With the values of $\ x \$ for the extremal points in hand, we can combine our results for $\ y \$ and $\ z \$ in order to compute the extremal values of our function:

$$f(x, \ y, \ z) \ = \ y \ + \ z \ = \ (3 \ - \ 3x) \ + \ ( 3 \ - \ \frac{10}{3} x) \ = \ 6 \ - \ \frac{19}{3} x$$

$$\rightarrow \ \ 6 \ - \ \frac{19}{3} \left( \frac{9 \cdot 19 \ \pm \ 3 \sqrt{19}}{190} \right) \ = \ 6 \ - \ \left( \frac{3 \cdot 19 \ \pm \ \sqrt{19}}{10} \right) \ = \ \frac{60 \ - \ 57 \ \pm \ \sqrt{19}}{10} \ = \ \frac{3 \ \pm \ \sqrt{19}}{10} \ \ [ \ \approx \ +0.736, \ -0.136 \ ] \ \ ,$$

as also found in the other answers here. With a bit more (unasked-for) effort, we can calculate the extremal points as

$$\left(\frac{171 \ - \ 3 \sqrt{19}}{190}, \ \frac{57 \ + \ 9 \sqrt{19}}{190}, \ \frac{\sqrt{19}}{19} \right) \ \approx \ (0.831, \ 0.506, \ 0.229) \quad \text{[maximum]}$$ and $$\left(\frac{171 \ + \ 3 \sqrt{19}}{190}, \ \frac{57 \ - \ 9 \sqrt{19}}{190}, \ -\frac{\sqrt{19}}{19} \right) \ \approx \ (0.969, \ 0.094, -0.229) \quad \text{[minimum]} \ \ .$$

A graph with views of the geometrical situation is presented below. $\$

Another method we can apply is the two-constraint form of Lagrange multipliers, in which we can define our constraint functions $\ g(x, \ y, \ z) \ = \ x^2 \ + \ y^2 \ + \ z^2 \ - \ 1 \$ and $\ h(x, \ y, \ z) \ = \ 3x \ + \ y \ - \ 3 \$ . We then introduce two multipliers in the equation $\ \nabla f \ = \ \lambda \nabla g \ + \ \mu \nabla h \$ to produce

$$0 \ = \ \lambda \ \cdot \ 2x \ + \ \mu \ \cdot \ 3 \ \ \ , \ \ \ 1 \ = \ \lambda \ \cdot \ 2y \ + \ \mu \ \cdot \ 1 \ \ \ , \ \ \ 1 \ = \ \lambda \ \cdot \ 2z \ + \ \mu \ \cdot \ 0$$

$$\Rightarrow \ \ \lambda \ = \frac{1}{2z} \ \ \Rightarrow \ \ \mu \ = \ 1 \ - \ \left( \frac{1}{2z} \right) \cdot 2y \ = \ -\frac{1}{3} \left( \frac{1}{2z} \right) \cdot 2x$$

$$\Rightarrow \ \ \frac{y}{z} \ - \ \frac{x}{3z} \ = \ 1 \ \ \Rightarrow \ \ 3y \ - \ x \ = \ 3z \ \ , \ \ z \ \ne \ 0 \ \ .$$

Combining this with the constraint plane equation gives us $\ z \ = \ y \ - \ \frac{1}{3} x \ = \ 3 \ - \ \frac{10}{3} x \$ . Upon inserting this into the constraint sphere equation, we determine

$$x^2 \ + \ (3 \ - \ 3x)^2 \ + \ \left( 3 \ - \ \frac{10}{3} x \right)^2 \ = \ 1 \ \ \Rightarrow \ \ \frac{190}{9} x^2 \ - \ 38 \ x \ + \ 17 \ = \ 0 \ \ ,$$

for which the solutions are $\ x \ = \ \frac{9 \cdot 19 \ \pm \ 3 \sqrt{19}}{190} \$ , leading to the results found above.

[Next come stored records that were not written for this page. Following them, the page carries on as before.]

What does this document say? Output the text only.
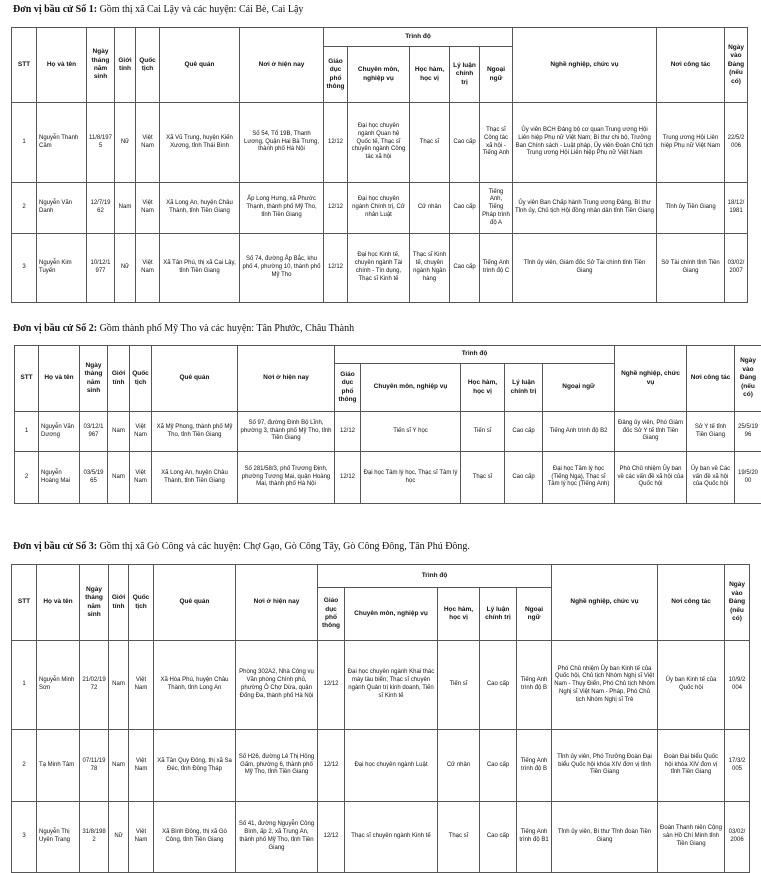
Đơn vị bầu cử Số 1: Gồm thị xã Cai Lậy và các huyện: Cái Bè, Cai Lậy
STT	Họ và tên	Ngày tháng năm sinh	Giới tính	Quốc tịch	Quê quán	Nơi ở hiện nay	Trình độ					Nghề nghiệp, chức vụ	Nơi công tác	Ngày vào Đảng (nếu có)
							Giáo dục phổ thông	Chuyên môn, nghiệp vụ	Học hàm, học vị	Lý luận chính trị	Ngoại ngữ			
1	Nguyễn Thanh Cầm	11/8/1975	Nữ	Việt Nam	Xã Vũ Trung, huyện Kiến Xương, tỉnh Thái Bình	Số 54, Tổ 19B, Thanh Lương, Quận Hai Bà Trưng, thành phố Hà Nội	12/12	Đại học chuyên ngành Quan hệ Quốc tế, Thạc sĩ chuyên ngành Công tác xã hội	Thạc sĩ	Cao cấp	Thạc sĩ Công tác xã hội - Tiếng Anh	Ủy viên BCH Đảng bộ cơ quan Trung ương Hội Liên hiệp Phụ nữ Việt Nam; Bí thư chi bộ, Trưởng Ban Chính sách - Luật pháp, Ủy viên Đoàn Chủ tịch Trung ương Hội Liên hiệp Phụ nữ Việt Nam	Trung ương Hội Liên hiệp Phụ nữ Việt Nam	22/5/2006
2	Nguyễn Văn Danh	12/7/1962	Nam	Việt Nam	Xã Long An, huyện Châu Thành, tỉnh Tiền Giang	Ấp Long Hưng, xã Phước Thạnh, thành phố Mỹ Tho, tỉnh Tiền Giang	12/12	Đại học chuyên ngành Chính trị, Cử nhân Luật	Cử nhân	Cao cấp	Tiếng Anh, Tiếng Pháp trình độ A	Ủy viên Ban Chấp hành Trung ương Đảng, Bí thư Tỉnh ủy, Chủ tịch Hội đồng nhân dân tỉnh Tiền Giang	Tỉnh ủy Tiền Giang	18/12/1981
3	Nguyễn Kim Tuyến	10/12/1977	Nữ	Việt Nam	Xã Tân Phú, thị xã Cai Lậy, tỉnh Tiền Giang	Số 74, đường Ấp Bắc, khu phố 4, phường 10, thành phố Mỹ Tho	12/12	Đại học Kinh tế, chuyên ngành Tài chính - Tín dụng, Thạc sĩ Kinh tế	Thạc sĩ Kinh tế, chuyên ngành Ngân hàng	Cao cấp	Tiếng Anh trình độ C	Tỉnh ủy viên, Giám đốc Sở Tài chính tỉnh Tiền Giang	Sở Tài chính tỉnh Tiền Giang	03/02/2007
Đơn vị bầu cử Số 2: Gồm thành phố Mỹ Tho và các huyện: Tân Phước, Châu Thành
STT	Họ và tên	Ngày tháng năm sinh	Giới tính	Quốc tịch	Quê quán	Nơi ở hiện nay	Trình độ					Nghề nghiệp, chức vụ	Nơi công tác	Ngày vào Đảng (nếu có)
							Giáo dục phổ thông	Chuyên môn, nghiệp vụ	Học hàm, học vị	Lý luận chính trị	Ngoại ngữ			
1	Nguyễn Văn Dương	03/12/1967	Nam	Việt Nam	Xã Mỹ Phong, thành phố Mỹ Tho, tỉnh Tiền Giang	Số 97, đường Đinh Bộ Lĩnh, phường 3, thành phố Mỹ Tho, tỉnh Tiền Giang	12/12	Tiến sĩ Y học	Tiến sĩ	Cao cấp	Tiếng Anh trình độ B2	Đảng ủy viên, Phó Giám đốc Sở Y tế tỉnh Tiền Giang	Sở Y tế tỉnh Tiền Giang	25/5/1996
2	Nguyễn Hoàng Mai	03/5/1965	Nam	Việt Nam	Xã Long An, huyện Châu Thành, tỉnh Tiền Giang	Số 281/58/3, phố Trương Định, phường Tương Mai, quận Hoàng Mai, thành phố Hà Nội	12/12	Đại học Tâm lý học, Thạc sĩ Tâm lý học	Thạc sĩ	Cao cấp	Đại học Tâm lý học (Tiếng Nga), Thạc sĩ Tâm lý học (Tiếng Anh)	Phó Chủ nhiệm Ủy ban về các vấn đề xã hội của Quốc hội	Ủy ban về Các vấn đề xã hội của Quốc hội	19/5/2000
Đơn vị bầu cử Số 3: Gồm thị xã Gò Công và các huyện: Chợ Gạo, Gò Công Tây, Gò Công Đông, Tân Phú Đông.
STT	Họ và tên	Ngày tháng năm sinh	Giới tính	Quốc tịch	Quê quán	Nơi ở hiện nay	Trình độ					Nghề nghiệp, chức vụ	Nơi công tác	Ngày vào Đảng (nếu có)
							Giáo dục phổ thông	Chuyên môn, nghiệp vụ	Học hàm, học vị	Lý luận chính trị	Ngoại ngữ			
1	Nguyễn Minh Sơn	21/02/1972	Nam	Việt Nam	Xã Hòa Phú, huyện Châu Thành, tỉnh Long An	Phòng 302A2, Nhà Công vụ Văn phòng Chính phủ, phường Ô Chợ Dừa, quận Đống Đa, thành phố Hà Nội	12/12	Đại học chuyên ngành Khai thác máy tàu biển; Thạc sĩ chuyên ngành Quản trị kinh doanh, Tiến sĩ Kinh tế	Tiến sĩ	Cao cấp	Tiếng Anh trình độ B	Phó Chủ nhiệm Ủy ban Kinh tế của Quốc hội, Chủ tịch Nhóm Nghị sĩ Việt Nam - Thụy Điển, Phó Chủ tịch Nhóm Nghị sĩ Việt Nam - Pháp, Phó Chủ tịch Nhóm Nghị sĩ Trẻ	Ủy ban Kinh tế của Quốc hội	10/9/2004
2	Tạ Minh Tâm	07/11/1978	Nam	Việt Nam	Xã Tân Quy Đông, thị xã Sa Đéc, tỉnh Đồng Tháp	Số H26, đường Lê Thị Hồng Gấm, phường 6, thành phố Mỹ Tho, tỉnh Tiền Giang	12/12	Đại học chuyên ngành Luật	Cử nhân	Cao cấp	Tiếng Anh trình độ B	Tỉnh ủy viên, Phó Trưởng Đoàn Đại biểu Quốc hội khóa XIV đơn vị tỉnh Tiền Giang	Đoàn Đại biểu Quốc hội khóa XIV đơn vị tỉnh Tiền Giang	17/3/2005
3	Nguyễn Thị Uyên Trang	31/8/1982	Nữ	Việt Nam	Xã Bình Đông, thị xã Gò Công, tỉnh Tiền Giang	Số 41, đường Nguyễn Công Bình, ấp 2, xã Trung An, thành phố Mỹ Tho, tỉnh Tiền Giang	12/12	Thạc sĩ chuyên ngành Kinh tế	Thạc sĩ	Cao cấp	Tiếng Anh trình độ B1	Tỉnh ủy viên, Bí thư Tỉnh đoàn Tiền Giang	Đoàn Thanh niên Cộng sản Hồ Chí Minh tỉnh Tiền Giang	03/02/2006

[What I find interesting about this technique is that we can be fairly ignorant of the geometrical configuration and bypass much of the analytic geometry (for instance, we don't need to know where anything intersects). This is because the method will locate any points where there is a mutual tangency between the level surfaces of $\ f(x, \ y, \ z) \$ and the constraint surfaces, if such points exist.]